I went to top rated public schools and graduated from a highly competitive private college in the 80's (we were such nerds, we all left the football games at half-time, if we even went at all--even homecoming!--to go back to our rooms and study) and I was taught to regurgitate a lot of information. But I consider that my "education" actually consisted of two things: my social work professor repeated over and over that the cardinal rule of the therapeutic relationship is "to respect the dignity and uniqueness of the individual", a rule applicable to every relationship one ever encounters (thank you, Jim Piers!).
Secondly, I had a seminar with a visiting Oxford fellow (whose name I have regretfully forgotten) who taught us that we were expected to have our own opinions about everything and that the only criteria to judge "right" or "wrong" opinion was how well it could be argued, ie logically and not fallaciously supported.

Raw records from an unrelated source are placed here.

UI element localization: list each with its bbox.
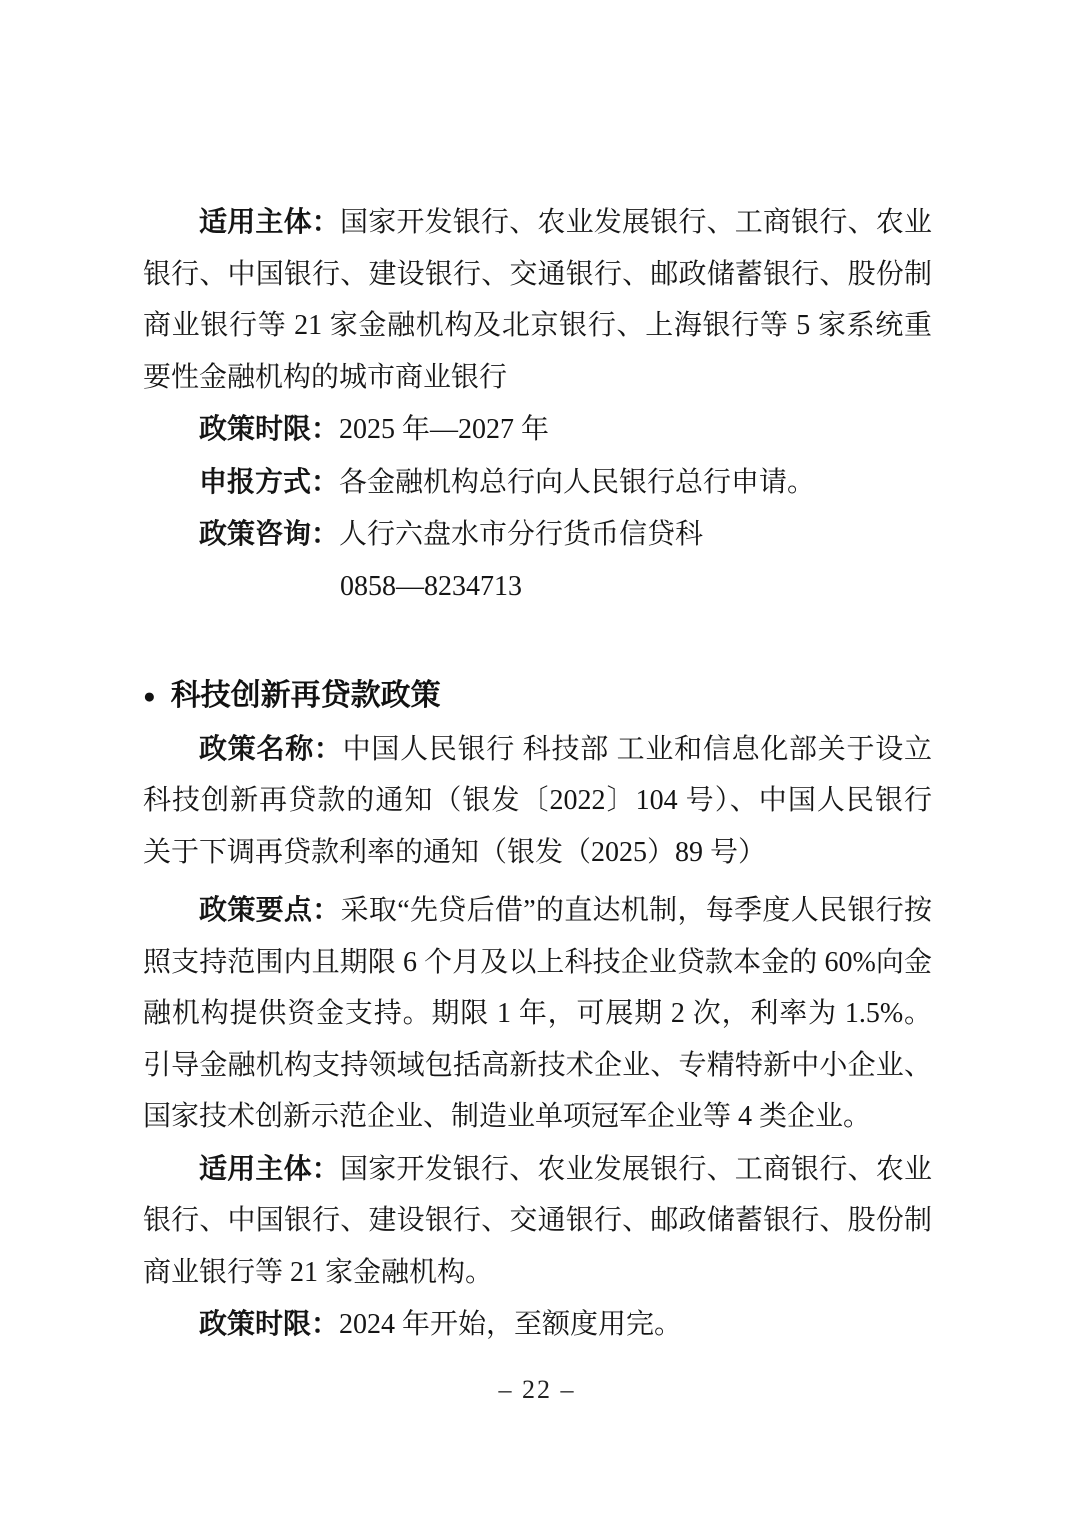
paragraph-text: 各金融机构总行向人民银行总行申请。 (339, 467, 815, 498)
paragraph-label: 适用主体： (199, 206, 340, 237)
paragraph-applicable-entities: 适用主体：国家开发银行、农业发展银行、工商银行、农业银行、中国银行、建设银行、交… (143, 196, 932, 403)
document-body: 适用主体：国家开发银行、农业发展银行、工商银行、农业银行、中国银行、建设银行、交… (143, 196, 932, 1351)
paragraph-text: 2025 年—2027 年 (339, 414, 549, 445)
paragraph-policy-period: 政策时限：2025 年—2027 年 (143, 403, 932, 456)
paragraph-text: 2024 年开始，至额度用完。 (339, 1309, 682, 1340)
paragraph-policy-points: 政策要点：采取“先贷后借”的直达机制，每季度人民银行按照支持范围内且期限 6 个… (143, 884, 932, 1143)
paragraph-label: 申报方式： (199, 466, 339, 497)
paragraph-text: 人行六盘水市分行货币信贷科 (339, 519, 703, 550)
phone-number: 0858—8234713 (143, 561, 932, 613)
paragraph-label: 政策时限： (199, 1308, 339, 1339)
paragraph-policy-period-2: 政策时限：2024 年开始，至额度用完。 (143, 1298, 932, 1351)
paragraph-label: 适用主体： (199, 1153, 340, 1184)
page-number: – 22 – (0, 1372, 1074, 1408)
paragraph-policy-name: 政策名称：中国人民银行 科技部 工业和信息化部关于设立科技创新再贷款的通知（银发… (143, 723, 932, 879)
paragraph-label: 政策时限： (199, 413, 339, 444)
bullet-icon: ● (143, 685, 156, 708)
document-page: 适用主体：国家开发银行、农业发展银行、工商银行、农业银行、中国银行、建设银行、交… (0, 0, 1074, 1520)
section-heading-tech-innovation-reloan: ●科技创新再贷款政策 (143, 670, 932, 723)
paragraph-text: 采取“先贷后借”的直达机制，每季度人民银行按照支持范围内且期限 6 个月及以上科… (143, 895, 932, 1132)
paragraph-application-method: 申报方式：各金融机构总行向人民银行总行申请。 (143, 456, 932, 509)
paragraph-label: 政策要点： (199, 894, 341, 925)
section-heading-text: 科技创新再贷款政策 (171, 679, 441, 712)
paragraph-policy-consultation: 政策咨询：人行六盘水市分行货币信贷科 (143, 508, 932, 561)
paragraph-label: 政策名称： (199, 733, 343, 764)
paragraph-applicable-entities-2: 适用主体：国家开发银行、农业发展银行、工商银行、农业银行、中国银行、建设银行、交… (143, 1143, 932, 1299)
paragraph-label: 政策咨询： (199, 518, 339, 549)
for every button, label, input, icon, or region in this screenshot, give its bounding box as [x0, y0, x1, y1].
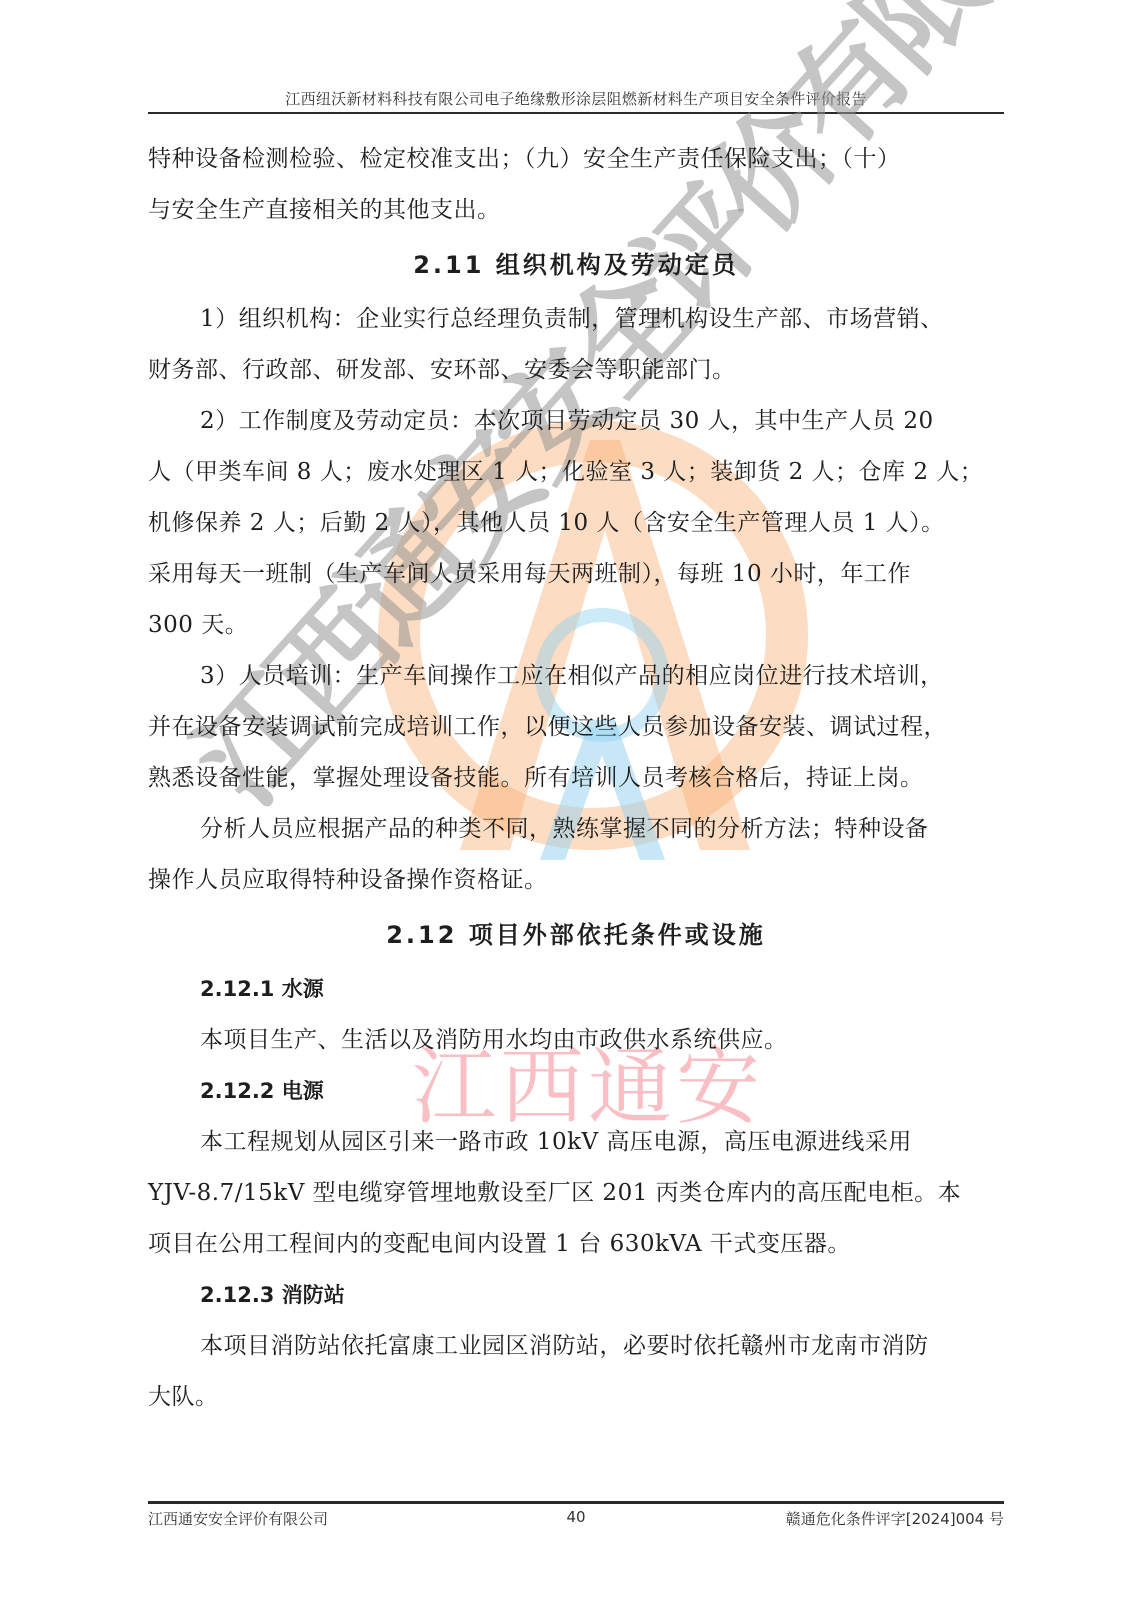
subsection-heading-fire: 2.12.3 消防站 [148, 1270, 1004, 1321]
footer-rule [148, 1501, 1004, 1504]
paragraph-line: 2）工作制度及劳动定员：本次项目劳动定员 30 人，其中生产人员 20 [148, 396, 1004, 447]
section-heading-2-12: 2.12 项目外部依托条件或设施 [148, 906, 1004, 964]
paragraph-line: 机修保养 2 人；后勤 2 人），其他人员 10 人（含安全生产管理人员 1 人… [148, 498, 1004, 549]
paragraph-line: 大队。 [148, 1372, 1004, 1423]
document-page: 江西纽沃新材料科技有限公司电子绝缘敷形涂层阻燃新材料生产项目安全条件评价报告 江… [0, 0, 1131, 1600]
section-heading-2-11: 2.11 组织机构及劳动定员 [148, 236, 1004, 294]
paragraph-line: 财务部、行政部、研发部、安环部、安委会等职能部门。 [148, 345, 1004, 396]
paragraph-line: 人（甲类车间 8 人；废水处理区 1 人；化验室 3 人；装卸货 2 人；仓库 … [148, 447, 1004, 498]
subsection-heading-water: 2.12.1 水源 [148, 964, 1004, 1015]
paragraph-line: 本工程规划从园区引来一路市政 10kV 高压电源，高压电源进线采用 [148, 1117, 1004, 1168]
paragraph-line: 操作人员应取得特种设备操作资格证。 [148, 855, 1004, 906]
paragraph-line: 本项目消防站依托富康工业园区消防站，必要时依托赣州市龙南市消防 [148, 1321, 1004, 1372]
page-content: 特种设备检测检验、检定校准支出；（九）安全生产责任保险支出；（十） 与安全生产直… [148, 134, 1004, 1423]
paragraph-line: 与安全生产直接相关的其他支出。 [148, 185, 1004, 236]
paragraph-line: 1）组织机构：企业实行总经理负责制，管理机构设生产部、市场营销、 [148, 294, 1004, 345]
page-footer: 江西通安安全评价有限公司 40 赣通危化条件评字[2024]004 号 [148, 1508, 1004, 1532]
paragraph-line: 3）人员培训：生产车间操作工应在相似产品的相应岗位进行技术培训， [148, 651, 1004, 702]
paragraph-line: 采用每天一班制（生产车间人员采用每天两班制），每班 10 小时，年工作 [148, 549, 1004, 600]
paragraph-line: 300 天。 [148, 600, 1004, 651]
subsection-heading-power: 2.12.2 电源 [148, 1066, 1004, 1117]
paragraph-line: 项目在公用工程间内的变配电间内设置 1 台 630kVA 干式变压器。 [148, 1219, 1004, 1270]
paragraph-line: 分析人员应根据产品的种类不同，熟练掌握不同的分析方法；特种设备 [148, 804, 1004, 855]
paragraph-line: 熟悉设备性能，掌握处理设备技能。所有培训人员考核合格后，持证上岗。 [148, 753, 1004, 804]
paragraph-line: 并在设备安装调试前完成培训工作，以便这些人员参加设备安装、调试过程， [148, 702, 1004, 753]
footer-doc-number: 赣通危化条件评字[2024]004 号 [786, 1508, 1004, 1529]
paragraph-line: YJV-8.7/15kV 型电缆穿管埋地敷设至厂区 201 丙类仓库内的高压配电… [148, 1168, 1004, 1219]
paragraph-line: 特种设备检测检验、检定校准支出；（九）安全生产责任保险支出；（十） [148, 134, 1004, 185]
paragraph-line: 本项目生产、生活以及消防用水均由市政供水系统供应。 [148, 1015, 1004, 1066]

Without remembering all the Latin terms, the take-home item that has served me for 25 years is that if something is taken to its logical extreme and still makes sense, that's pretty good logic; but if something taken to a logical extreme is absurd (or ends up refuting it own intent) then it is still absurd even in its more moderate forms. Boy, did my religious "convictions" take a huge hit after that class! (And it was a religion class, to boot.)
"how do I know I've been educated?" Because I know how to think for myself and I have developed the courage to do so. Aude Sapere. (and maybe because I can toss off Latin phrases like some big intellectual nerd.)
This makes me more now than ever to want to be one of your students.